Ich fand mich plötzlich im Fixseil hängend etwa fünf Meter unterhalb des Pfades wieder, den Chinesen press an mir. Der Blödmann wurde berechtigterweise panisch und begann wie ein Idiot zu zappeln um wieder hoch zu kommen. Durch diese Zappelei löste sich oben einer der Schneeanker und wir rutschten noch ein Stück tiefer. Davon abgesehen hingen wir zu zweit an dem Seil. Und das war an sich schon nicht gut. Weitere Schneeanker lösten sich und wir rutschten weiter abwärts. Plötzlich hatte der Typ einen Eispickel in der Hand und begann nun wie doof mit dem Teil auf den hier nur mit einer dünnen Schneedecke bedeckten Fels zu hämmern.
Ich schrie ihn an, er solle endlich aufhören und versuchte seinen Arm mit dem Pickel zu fassen zu kriegen.

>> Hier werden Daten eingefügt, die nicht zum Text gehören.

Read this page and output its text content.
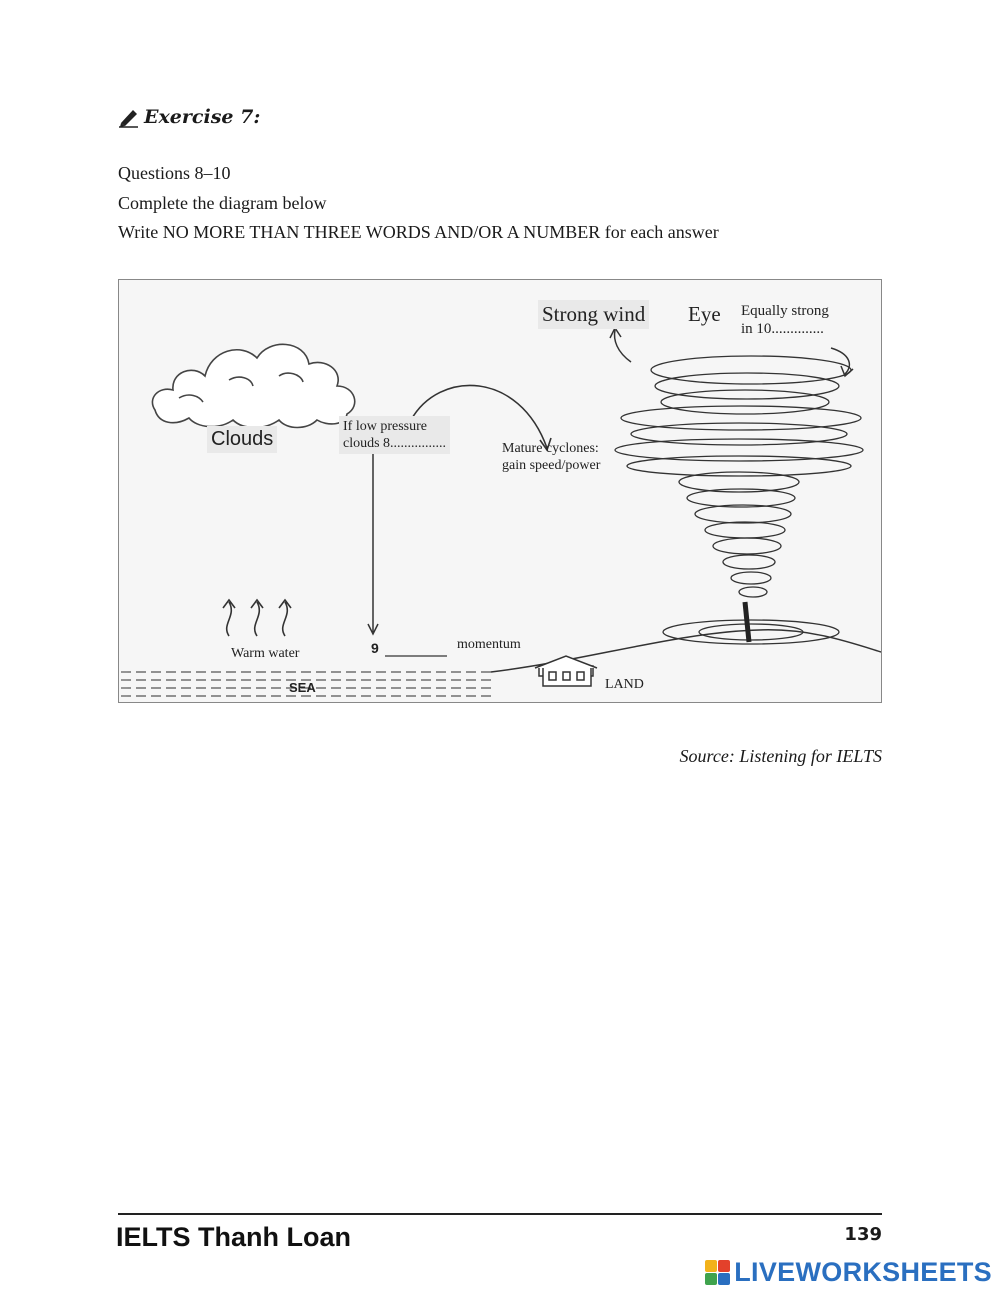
Exercise 7:
Questions 8–10
Complete the diagram below
Write NO MORE THAN THREE WORDS AND/OR A NUMBER for each answer
Clouds
If low pressure
clouds 8................	Mature cyclones:
gain speed/power
Strong wind Eye Equally strong
in 10..............
Warm water	9	momentum
SEA	LAND
Source: Listening for IELTS
IELTS Thanh Loan	139
LIVEWORKSHEETS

Plötzlich ging es rasant abwärts!
Wir rutschten und purzelten den Steilhang herunter. Ich knallte dabei unsanft auf meine linke Hüfte, rutschte weiter hangabwärts, krachte auf etwas seltsam Weiches und blieb liegen.
© ande71
Leider in englisch, aber man es handelt sich um den oben beschriebenen Abschnitt:
[ame=http://www.youtube.com/watch?v=O1wXEK5lsrg&feature=related]http://www.youtube.com/watch?v=O1wXEK5lsrg&feature=related[/ame]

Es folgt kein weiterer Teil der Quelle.